In September 2018, Fernandez declared herself to be a candidate to replace Patricia de Lille as Mayor of Cape Town after De Lille announced that she would step down in October 2018 after months of legal battles with the Democratic Alliance. Fernandez was one of many candidates who applied for the position, alongside former Mayor Dan Plato and Deputy Mayor Ian Neilson. Her candidacy focused on regaining the trust of the people of Cape Town by serving the people's needs and addressing crime in the city. Plato was ultimately selected for the position.

==Western Cape Provincial Government: 2019–2024==
Following the May 2019 elections, Fernandez was succeeded by Masizole Mnqasela as Speaker of the Western Cape Provincial Parliament.
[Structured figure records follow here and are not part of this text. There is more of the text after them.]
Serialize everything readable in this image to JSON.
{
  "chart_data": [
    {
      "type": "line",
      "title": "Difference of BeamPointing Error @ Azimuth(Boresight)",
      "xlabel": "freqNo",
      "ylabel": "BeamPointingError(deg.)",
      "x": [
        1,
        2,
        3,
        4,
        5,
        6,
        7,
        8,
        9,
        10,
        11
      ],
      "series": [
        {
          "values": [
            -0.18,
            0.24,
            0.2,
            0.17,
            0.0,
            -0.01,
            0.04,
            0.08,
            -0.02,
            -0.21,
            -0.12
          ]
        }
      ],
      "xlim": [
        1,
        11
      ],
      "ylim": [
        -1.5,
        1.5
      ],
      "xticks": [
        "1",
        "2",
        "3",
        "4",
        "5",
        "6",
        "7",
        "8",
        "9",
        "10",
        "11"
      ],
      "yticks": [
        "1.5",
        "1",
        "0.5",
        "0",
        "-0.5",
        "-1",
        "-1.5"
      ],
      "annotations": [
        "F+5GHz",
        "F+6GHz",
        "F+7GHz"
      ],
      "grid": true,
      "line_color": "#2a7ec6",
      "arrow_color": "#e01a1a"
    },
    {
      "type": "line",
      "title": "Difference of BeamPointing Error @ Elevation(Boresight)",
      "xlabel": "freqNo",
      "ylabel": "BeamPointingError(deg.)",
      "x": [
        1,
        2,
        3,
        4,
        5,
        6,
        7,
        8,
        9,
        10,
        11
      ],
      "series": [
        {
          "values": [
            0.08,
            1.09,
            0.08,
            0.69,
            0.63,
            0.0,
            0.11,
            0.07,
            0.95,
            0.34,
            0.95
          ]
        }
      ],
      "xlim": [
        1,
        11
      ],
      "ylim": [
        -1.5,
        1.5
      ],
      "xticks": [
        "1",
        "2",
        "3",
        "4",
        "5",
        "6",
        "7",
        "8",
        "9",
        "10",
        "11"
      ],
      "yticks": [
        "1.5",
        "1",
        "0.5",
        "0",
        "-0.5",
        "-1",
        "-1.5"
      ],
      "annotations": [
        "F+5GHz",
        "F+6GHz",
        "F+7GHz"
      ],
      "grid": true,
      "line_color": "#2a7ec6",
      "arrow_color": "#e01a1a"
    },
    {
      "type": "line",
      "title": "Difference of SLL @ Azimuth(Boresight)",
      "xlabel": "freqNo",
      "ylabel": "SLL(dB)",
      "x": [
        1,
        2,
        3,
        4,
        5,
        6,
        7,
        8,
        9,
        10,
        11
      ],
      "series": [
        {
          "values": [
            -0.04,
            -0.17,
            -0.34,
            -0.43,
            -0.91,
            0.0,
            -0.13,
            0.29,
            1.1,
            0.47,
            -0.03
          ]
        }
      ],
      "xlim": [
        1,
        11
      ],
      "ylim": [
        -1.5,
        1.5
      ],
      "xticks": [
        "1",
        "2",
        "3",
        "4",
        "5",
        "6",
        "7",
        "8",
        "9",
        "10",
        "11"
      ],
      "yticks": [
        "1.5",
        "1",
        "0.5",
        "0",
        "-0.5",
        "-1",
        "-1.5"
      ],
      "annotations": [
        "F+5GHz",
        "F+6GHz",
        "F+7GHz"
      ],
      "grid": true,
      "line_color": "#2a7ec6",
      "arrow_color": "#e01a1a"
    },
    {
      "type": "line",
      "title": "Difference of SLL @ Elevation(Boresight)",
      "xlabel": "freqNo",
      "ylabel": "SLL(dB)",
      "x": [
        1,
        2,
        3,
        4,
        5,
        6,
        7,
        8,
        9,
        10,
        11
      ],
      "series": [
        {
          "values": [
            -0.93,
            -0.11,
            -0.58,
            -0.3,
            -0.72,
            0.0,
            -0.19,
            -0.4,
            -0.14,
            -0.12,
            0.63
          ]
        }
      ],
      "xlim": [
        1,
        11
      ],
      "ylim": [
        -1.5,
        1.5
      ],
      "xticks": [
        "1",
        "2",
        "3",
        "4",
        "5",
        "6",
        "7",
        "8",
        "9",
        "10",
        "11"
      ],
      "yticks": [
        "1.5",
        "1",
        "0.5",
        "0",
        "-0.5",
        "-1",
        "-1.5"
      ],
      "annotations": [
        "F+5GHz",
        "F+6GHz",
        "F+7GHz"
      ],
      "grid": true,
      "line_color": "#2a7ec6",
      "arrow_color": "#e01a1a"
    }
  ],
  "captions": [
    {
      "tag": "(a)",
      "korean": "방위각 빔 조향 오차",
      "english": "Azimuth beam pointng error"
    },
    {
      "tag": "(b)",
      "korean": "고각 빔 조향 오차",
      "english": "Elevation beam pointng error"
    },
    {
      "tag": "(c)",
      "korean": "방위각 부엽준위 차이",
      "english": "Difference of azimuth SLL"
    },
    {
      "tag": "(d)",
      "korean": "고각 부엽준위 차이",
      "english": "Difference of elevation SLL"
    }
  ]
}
She was appointed Provincial Minister of Social Development by premier Alan Winde.

In August 2022, the Public Service Commission found Fernandez's involvement in the recruitment of a senior official in the provincial social development department to be irregular.

After Postbank announced a cardless payment system for SASSA grant beneficiaries in April 2023, Fernandez raised concerns about the new system, saying in an interview with GroundUp that the new system had not been tested yet and it might be "another blunder on the part of Postbank".

In March 2024, News24 reported that Fernandez would be retiring from the Provincial Parliament at the general election in May of that year.

==Post-political career==
In October 2024, Fernandez started working as a real estate agent for Rawson at the company's offices in Constantia in the southern suburbs of Cape Town.

==Personal life and death==
Fernandez had lived in many South African provinces, such as the North West, Gauteng and Free State before returning to the Western Cape in 2009.

Fernandez died in her sleep on 14 November 2025, at the age of 66. The leader of the Democratic Alliance in the Western Cape, Tertuis Simmers, paid tribute to her in a statement.